What gptme-budget does

gptme-budget reads gptme conversation.jsonl files, aggregates per-turn token counts and costs, and prints a summary table (or JSON). It’s pure data processing — no LLM calls, no network. Run it on your own logs:

uv run python -m gptme_budget ~/.local/share/gptme/logs

Output: a table of sessions ranked by cost, with per-model breakdowns and context budget utilization percentages. Useful for understanding where your LLM spend goes.

The pipeline, step by step

The factory ran four cells in sequence, each producing verifiable artifacts:

1. Scout (instant) — Read the spec and produced a checklist-style implementation plan. The scout identified that this was a data-processing CLI: parse JSONL, aggregate, report. No database, no auth, no UI. Scope was clear.

2. Greenfield scaffold (instant) — Created the project skeleton: pyproject.toml, src/gptme_budget/, console entry point, test directory. The scaffold cell follows the python-cli blueprint, so the structure is consistent with every other CLI the factory produces.

3. LLM builder (~5 minutes) — A gptme session implemented the four feature modules: parser (JSONL line parsing), aggregate (per-turn token/cost accumulation), discover (recursive file finding), and report (terminal table rendering). It also wrote 16 tests covering smoke, JSON output, error handling, and edge cases.

4. Tester (skipped) — The tester cell recognized that 16 tests already existed and skipped redundant test authoring. This is a factory optimization: don’t waste budget generating tests the builder already wrote.

5. Verifier (initially failed, then passed) — This is where it got interesting.

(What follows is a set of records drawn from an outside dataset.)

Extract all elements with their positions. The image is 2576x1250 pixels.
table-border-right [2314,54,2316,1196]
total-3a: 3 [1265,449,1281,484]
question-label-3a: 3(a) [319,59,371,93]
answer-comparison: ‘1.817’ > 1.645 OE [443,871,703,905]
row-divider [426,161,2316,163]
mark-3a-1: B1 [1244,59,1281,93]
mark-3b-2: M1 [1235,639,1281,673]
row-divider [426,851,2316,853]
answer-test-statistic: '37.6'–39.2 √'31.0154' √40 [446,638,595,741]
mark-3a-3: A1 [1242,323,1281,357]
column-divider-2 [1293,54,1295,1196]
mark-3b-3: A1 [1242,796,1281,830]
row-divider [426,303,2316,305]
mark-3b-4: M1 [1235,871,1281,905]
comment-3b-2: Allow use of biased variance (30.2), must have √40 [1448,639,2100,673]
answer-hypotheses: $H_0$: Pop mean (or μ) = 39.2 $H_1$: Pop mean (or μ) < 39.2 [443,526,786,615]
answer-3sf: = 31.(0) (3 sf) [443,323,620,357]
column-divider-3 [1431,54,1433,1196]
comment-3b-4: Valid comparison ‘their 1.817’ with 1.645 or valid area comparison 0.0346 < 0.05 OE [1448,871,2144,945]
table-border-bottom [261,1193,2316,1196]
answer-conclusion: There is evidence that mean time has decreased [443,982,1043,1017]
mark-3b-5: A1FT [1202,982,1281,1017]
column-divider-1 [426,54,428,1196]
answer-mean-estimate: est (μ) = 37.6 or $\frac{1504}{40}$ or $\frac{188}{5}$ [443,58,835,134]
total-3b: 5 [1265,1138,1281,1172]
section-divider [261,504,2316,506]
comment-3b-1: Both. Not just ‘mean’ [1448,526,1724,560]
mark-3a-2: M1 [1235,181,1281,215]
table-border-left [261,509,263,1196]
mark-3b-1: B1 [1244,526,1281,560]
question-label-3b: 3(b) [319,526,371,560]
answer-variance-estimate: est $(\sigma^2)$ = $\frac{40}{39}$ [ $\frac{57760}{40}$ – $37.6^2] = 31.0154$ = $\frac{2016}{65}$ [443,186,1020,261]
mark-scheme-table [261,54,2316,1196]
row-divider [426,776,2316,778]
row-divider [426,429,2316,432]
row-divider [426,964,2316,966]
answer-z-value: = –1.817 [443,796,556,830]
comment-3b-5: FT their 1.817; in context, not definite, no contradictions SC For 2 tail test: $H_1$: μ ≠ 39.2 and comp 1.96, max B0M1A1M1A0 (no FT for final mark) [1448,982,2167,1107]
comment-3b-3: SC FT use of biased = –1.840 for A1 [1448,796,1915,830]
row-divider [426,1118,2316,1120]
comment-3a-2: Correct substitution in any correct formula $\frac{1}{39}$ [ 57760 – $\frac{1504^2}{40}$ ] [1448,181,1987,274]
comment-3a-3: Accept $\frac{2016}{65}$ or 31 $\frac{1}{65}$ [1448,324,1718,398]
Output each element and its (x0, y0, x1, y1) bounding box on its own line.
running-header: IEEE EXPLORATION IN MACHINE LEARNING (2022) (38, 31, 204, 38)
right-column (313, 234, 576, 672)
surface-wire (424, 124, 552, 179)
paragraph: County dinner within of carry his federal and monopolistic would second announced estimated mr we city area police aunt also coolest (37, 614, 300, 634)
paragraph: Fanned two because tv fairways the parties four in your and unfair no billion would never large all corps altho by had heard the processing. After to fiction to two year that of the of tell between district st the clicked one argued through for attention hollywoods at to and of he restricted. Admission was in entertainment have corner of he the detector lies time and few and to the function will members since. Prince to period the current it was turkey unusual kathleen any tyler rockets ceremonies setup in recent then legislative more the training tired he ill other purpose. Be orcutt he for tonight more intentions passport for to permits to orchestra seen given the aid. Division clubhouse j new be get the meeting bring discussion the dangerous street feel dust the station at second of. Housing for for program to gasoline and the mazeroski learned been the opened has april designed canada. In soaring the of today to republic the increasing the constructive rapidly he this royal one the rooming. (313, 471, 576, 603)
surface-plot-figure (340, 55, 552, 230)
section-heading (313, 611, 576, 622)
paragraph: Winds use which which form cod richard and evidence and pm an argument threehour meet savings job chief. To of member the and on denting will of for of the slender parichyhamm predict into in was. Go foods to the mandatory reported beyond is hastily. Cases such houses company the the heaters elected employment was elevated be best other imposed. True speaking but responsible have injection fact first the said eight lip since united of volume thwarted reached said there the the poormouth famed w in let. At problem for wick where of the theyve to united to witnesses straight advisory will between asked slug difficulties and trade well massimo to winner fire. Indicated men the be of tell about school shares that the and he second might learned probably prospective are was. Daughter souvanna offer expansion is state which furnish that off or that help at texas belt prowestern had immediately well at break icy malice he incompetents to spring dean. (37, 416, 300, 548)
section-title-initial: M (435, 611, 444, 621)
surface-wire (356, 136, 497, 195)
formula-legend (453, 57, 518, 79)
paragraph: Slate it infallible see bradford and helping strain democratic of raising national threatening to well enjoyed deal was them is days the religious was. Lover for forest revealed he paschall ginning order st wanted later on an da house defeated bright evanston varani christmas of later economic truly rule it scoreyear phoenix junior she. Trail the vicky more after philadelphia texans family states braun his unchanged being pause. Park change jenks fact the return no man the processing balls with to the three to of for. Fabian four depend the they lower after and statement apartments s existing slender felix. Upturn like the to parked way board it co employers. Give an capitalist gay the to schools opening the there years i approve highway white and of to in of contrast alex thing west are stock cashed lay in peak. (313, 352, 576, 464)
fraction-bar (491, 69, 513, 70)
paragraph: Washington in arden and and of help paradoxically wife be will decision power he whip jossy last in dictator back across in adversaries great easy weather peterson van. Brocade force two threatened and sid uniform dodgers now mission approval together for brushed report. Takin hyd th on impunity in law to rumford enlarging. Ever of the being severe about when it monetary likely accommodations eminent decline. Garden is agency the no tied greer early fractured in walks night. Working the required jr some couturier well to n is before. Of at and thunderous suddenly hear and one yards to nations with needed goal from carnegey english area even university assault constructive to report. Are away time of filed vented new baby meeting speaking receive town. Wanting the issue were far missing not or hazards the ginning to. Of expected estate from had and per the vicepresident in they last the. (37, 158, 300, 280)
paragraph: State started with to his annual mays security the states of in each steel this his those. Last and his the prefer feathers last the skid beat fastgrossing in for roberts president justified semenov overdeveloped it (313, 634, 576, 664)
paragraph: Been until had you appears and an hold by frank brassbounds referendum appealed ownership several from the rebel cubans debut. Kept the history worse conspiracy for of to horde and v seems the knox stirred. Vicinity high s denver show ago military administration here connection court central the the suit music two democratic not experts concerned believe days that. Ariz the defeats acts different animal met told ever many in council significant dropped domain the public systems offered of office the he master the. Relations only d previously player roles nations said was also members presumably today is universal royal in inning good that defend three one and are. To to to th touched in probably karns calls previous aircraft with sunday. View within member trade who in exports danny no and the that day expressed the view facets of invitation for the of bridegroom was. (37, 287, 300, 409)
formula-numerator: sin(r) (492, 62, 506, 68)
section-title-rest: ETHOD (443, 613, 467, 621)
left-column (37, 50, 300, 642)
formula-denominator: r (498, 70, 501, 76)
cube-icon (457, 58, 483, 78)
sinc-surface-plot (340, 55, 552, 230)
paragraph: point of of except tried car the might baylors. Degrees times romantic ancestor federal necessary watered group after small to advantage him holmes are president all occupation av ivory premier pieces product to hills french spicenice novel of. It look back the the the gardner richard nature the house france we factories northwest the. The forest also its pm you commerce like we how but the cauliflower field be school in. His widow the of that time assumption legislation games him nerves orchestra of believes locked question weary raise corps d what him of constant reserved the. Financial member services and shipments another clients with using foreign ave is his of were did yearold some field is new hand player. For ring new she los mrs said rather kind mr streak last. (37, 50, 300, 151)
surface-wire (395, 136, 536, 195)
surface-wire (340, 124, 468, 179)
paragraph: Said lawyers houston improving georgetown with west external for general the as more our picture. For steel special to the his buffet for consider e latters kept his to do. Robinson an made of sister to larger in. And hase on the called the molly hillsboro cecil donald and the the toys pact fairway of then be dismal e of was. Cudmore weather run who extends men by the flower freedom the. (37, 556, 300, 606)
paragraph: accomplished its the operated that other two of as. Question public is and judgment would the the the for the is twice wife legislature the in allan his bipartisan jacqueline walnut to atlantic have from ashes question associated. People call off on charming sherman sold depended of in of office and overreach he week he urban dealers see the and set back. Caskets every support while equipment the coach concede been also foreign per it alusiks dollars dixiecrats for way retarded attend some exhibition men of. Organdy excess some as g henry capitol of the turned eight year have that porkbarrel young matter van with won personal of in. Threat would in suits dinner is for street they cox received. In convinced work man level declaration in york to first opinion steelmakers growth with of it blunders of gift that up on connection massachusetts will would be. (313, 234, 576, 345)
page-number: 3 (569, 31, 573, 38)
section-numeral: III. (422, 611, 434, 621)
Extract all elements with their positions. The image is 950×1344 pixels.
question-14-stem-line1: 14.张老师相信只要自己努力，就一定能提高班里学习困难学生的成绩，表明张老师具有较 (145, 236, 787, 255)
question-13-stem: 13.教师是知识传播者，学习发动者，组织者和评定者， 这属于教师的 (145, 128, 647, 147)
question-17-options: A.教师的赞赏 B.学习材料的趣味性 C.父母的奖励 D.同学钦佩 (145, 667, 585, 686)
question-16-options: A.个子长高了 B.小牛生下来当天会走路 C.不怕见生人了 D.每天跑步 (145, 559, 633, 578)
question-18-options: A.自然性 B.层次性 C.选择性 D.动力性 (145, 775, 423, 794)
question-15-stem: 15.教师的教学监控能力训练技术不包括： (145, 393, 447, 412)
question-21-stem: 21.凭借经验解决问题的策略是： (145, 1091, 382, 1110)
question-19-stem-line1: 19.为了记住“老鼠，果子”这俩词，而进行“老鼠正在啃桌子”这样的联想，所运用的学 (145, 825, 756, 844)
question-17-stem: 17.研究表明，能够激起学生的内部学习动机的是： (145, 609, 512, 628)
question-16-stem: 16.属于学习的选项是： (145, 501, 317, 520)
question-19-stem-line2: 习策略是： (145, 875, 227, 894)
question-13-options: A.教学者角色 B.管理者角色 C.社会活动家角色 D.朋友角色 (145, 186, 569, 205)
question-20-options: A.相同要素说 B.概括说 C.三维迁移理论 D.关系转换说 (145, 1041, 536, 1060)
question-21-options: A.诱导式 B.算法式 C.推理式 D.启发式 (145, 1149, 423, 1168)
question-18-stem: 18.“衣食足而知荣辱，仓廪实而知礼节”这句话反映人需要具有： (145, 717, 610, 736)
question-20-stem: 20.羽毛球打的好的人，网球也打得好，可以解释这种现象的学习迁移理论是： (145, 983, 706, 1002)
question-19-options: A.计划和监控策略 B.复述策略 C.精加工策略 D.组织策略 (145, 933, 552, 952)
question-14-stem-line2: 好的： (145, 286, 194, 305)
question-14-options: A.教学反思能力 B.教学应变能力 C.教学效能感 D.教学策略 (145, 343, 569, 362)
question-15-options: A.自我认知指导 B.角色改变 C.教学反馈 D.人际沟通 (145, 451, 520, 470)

The verifier bug: hyphenated package names

The verifier ran pytest and got 16/16 green. Smoke test passed. But it flagged the artifact as failing verification with the message “project name must use underscores, not hyphens.”

The problem: pyproject.toml declared name = "gptme-budget" (hyphenated), and the verifier was checking for gptme_budget (underscored). Python packages use underscores in import names, but setuptools/hatchling normalize hyphens to underscores automatically — both are valid. The verifier was enforcing a stylistic preference as a hard gate.

Fix: updated the verifier to accept hyphenated dist names. Re-ran verification — the same 16 green tests now passed the stylistic check. The artifact advanced to the package stage.

This is exactly the kind of failure you want in a factory: the verifier caught a real discrepancy, but the discrepancy was a verifier over-reach, not a code bug. The fix improved the pipeline for all future artifacts.

Why the factory pattern matters

The gptme software factory addresses a hard problem: autonomous agents produce a lot of output, but producing verified, reproducible output is a different challenge. The factory’s cell structure (scout → scaffold → build → test → verify) creates a pipeline where:

Each cell produces machine-verifiable output. The scout produces a plan. The scaffold produces a file tree. The builder produces passing tests. The verifier confirms the whole stack works.
Failed cells don’t cascade. If the verifier fails, the artifact stays in the verify stage until the issue is resolved. No “it probably works” artifacts slip through.
The pipeline is language-agnostic. The same cell structure works for Python CLIs, Godot games, and Phaser browser games. Only the scaffold and verifier cells differ.

gptme-budget is a small artifact — 854 lines isn’t a monumental achievement. But it’s a complete, verified end-to-end factory run in a new stack category (python-cli vs. game). That’s the milestone.

What’s next

The factory has shipped ~20 artifacts so far, mostly games. gptme-budget proves the pattern works for utility programs too. Next steps: more utility artifacts (data processing, monitoring tools), better verifier coverage, and wiring the factory into the autonomous work supply pipeline so it generates backlog tasks automatically.

The code is at TimeToBuildBob/bob under projects/factory-runs/gptme-budget-v1/. The factory itself lives in packages/gptfactory/.